I m not completely convinced about their argument of the Nominal Isabelle:
"....However it is based on a great
deal of bespoke infrastructure only available in Isabelle/HOL, there
are some syntactic restrictions, and certain aspects of formalization
(such as rule inversion and recursive definition over terms) are not well supported...."

I think the Nominal Isabelle is so far the best approach to deal with variable binding. At the end of the day we want an approach that make it as easy as possible to formalise informal proofs about calculi(or programming languages) with binding variables.

Convergence

I can't help but feel that you omitted some crucial context. Worse, it's the context covered by your ellipsis, i.e. immediately before and after the part that you quote:

The nominal package involves no axiomatic extension to Isabelle/HOL, hence is as safe as Isabelle/HOL itself. This nominal representation is a serious alternative to our style for users who want to do formal metatheory. However it is based on a great deal of bespoke infrastructure only available in Isabelle/HOL, there are some syntactic restrictions, and certain aspects of formalization (such as rule inversion and recursive definition over terms) are not well supported (at time of writing) because of the need to respect alpha equivalence.

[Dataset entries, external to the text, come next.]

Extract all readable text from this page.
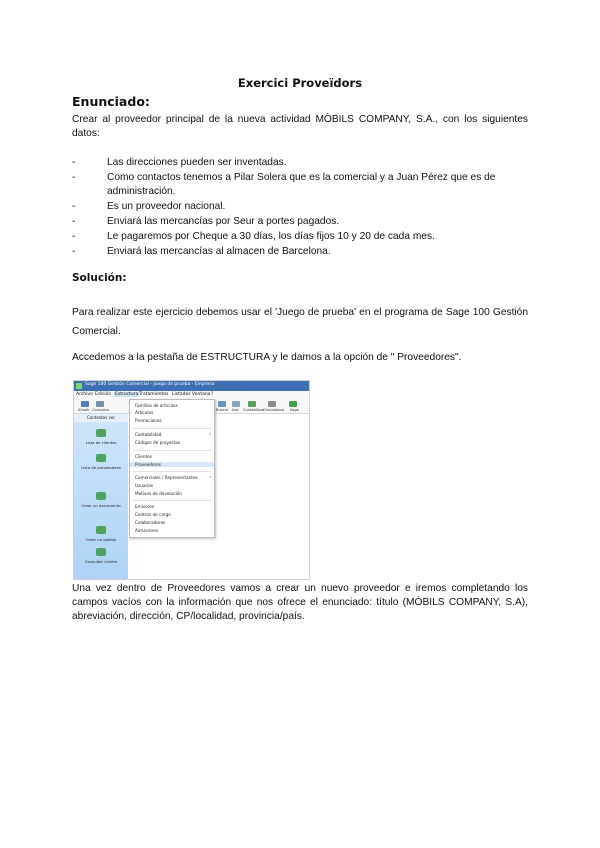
Exercici Proveïdors
Enunciado:
Crear al proveedor principal de la nueva actividad MÒBILS COMPANY, S.A., con los siguientes datos:
-	Las direcciones pueden ser inventadas.
-	Como contactos tenemos a Pilar Solera que es la comercial y a Juan Pérez que es de administración.
-	Es un proveedor nacional.
-	Enviará las mercancías por Seur a portes pagados.
-	Le pagaremos por Cheque a 30 días, los días fijos 10 y 20 de cada mes.
-	Enviará las mercancías al almacen de Barcelona.
Solución:
Para realizar este ejercicio debemos usar el 'Juego de prueba' en el programa de Sage 100 Gestión Comercial.
Accedemos a la pestaña de ESTRUCTURA y le damos a la opción de " Proveedores".
Sage 100 Gestión Comercial - Juego de prueba - Empresa
Archivo Edición Estructura Tratamientos Listados Ventana ?
Añadir Consultar	Buscar Ires Contabilizar
Calculadora Sage
Contextos ver
Lista de clientes
Lista de proveedores
Crear un documento
Crear un pedido
Consultar cliente
Familias de artículos
Artículos
Promociones
Contabilidad	›
Códigos de proyectos
Clientes
Proveedores
Comerciales / Representantes	›
Usuarios
Motivos de devolución
Emisores
Centros de cargo
Colaboradores
Almacenes
Una vez dentro de Proveedores vamos a crear un nuevo proveedor e iremos completando los campos vacíos con la información que nos ofrece el enunciado: título (MÓBILS COMPANY, S.A), abreviación, dirección, CP/localidad, provincia/país.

It seems to me that Section 4.6 of the paper is quite fair to Nominal Isabelle on balance; I encourage interested parties, of course, to read the whole paper, but Section 4.6 is less than a page long, for those short on time and/or patience.

I would also refer you to Section 5.1 of A Mechanized Bisimulation for the Nu-Calculus (PDF), "Semantics of the ν-calculus:"

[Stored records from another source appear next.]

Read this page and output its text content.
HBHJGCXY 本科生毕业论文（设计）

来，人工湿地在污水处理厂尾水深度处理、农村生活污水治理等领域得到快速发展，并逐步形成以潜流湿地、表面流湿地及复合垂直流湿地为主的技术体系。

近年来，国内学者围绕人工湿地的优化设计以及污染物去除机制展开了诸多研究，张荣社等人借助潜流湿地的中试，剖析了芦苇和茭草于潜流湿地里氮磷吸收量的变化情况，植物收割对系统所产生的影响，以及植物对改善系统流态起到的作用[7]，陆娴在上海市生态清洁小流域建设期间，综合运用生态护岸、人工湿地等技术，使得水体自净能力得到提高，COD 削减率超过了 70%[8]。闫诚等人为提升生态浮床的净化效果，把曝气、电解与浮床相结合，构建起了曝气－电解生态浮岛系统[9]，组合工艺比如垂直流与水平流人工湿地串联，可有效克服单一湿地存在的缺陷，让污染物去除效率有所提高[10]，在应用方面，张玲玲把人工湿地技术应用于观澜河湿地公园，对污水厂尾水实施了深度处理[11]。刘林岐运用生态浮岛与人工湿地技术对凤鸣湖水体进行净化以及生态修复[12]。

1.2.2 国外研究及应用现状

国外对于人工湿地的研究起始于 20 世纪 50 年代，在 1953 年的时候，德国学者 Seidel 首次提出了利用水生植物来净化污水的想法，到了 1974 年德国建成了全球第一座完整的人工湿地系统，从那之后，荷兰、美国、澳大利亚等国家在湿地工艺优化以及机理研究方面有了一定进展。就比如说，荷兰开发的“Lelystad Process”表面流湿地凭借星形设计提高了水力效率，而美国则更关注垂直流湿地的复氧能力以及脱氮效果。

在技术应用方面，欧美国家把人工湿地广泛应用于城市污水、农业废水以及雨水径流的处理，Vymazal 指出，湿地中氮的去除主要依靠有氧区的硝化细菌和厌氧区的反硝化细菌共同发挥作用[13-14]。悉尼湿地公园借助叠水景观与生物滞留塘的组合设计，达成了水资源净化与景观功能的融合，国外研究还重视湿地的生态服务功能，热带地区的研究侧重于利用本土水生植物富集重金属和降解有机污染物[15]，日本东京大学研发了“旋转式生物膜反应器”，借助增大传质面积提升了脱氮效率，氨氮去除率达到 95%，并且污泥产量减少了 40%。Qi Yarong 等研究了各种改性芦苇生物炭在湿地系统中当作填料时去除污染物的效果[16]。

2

There has been much recent research effort expended on reducing the pain of doing mechanized reasoning about syntax involving binders, most notably under the umbrella of the POPLmark challenge [3]. We were pleased to find that this effort is paying off: our formalization uses a Coq framework for ‘locally nameless’ reasoning about binding due to Aydemir et al.[2], which worked very well.

The locally nameless style uses de Bruijin indices for bound identifiers and names for free variables. The benefit of this representation is that each alpha equivalence class has a unique representation. A further feature of the framework is the use of cofinite quantification for free variables; the definitions and tactics provided by Aydemir et al. make it very convenient to generate fresh variable names whenever they are required in proofs.

This is, of course, not definitive. Dealing with binding is one, admittedly important, aspect of programming language metatheory, but the lot taken together no doubt will suggest entirely different tools and techniques to different people, which as far as I'm concerned is as it should be. One of the gratifying aspects of attending the Coq tutorial at POPL '08 was precisely to see how many people attending had prior experience with other systems (my favorite overheard comment: "If you ever go into Twelf and need a library for working with rationals, let me know...", which was said to a gentleman with Isabelle experience).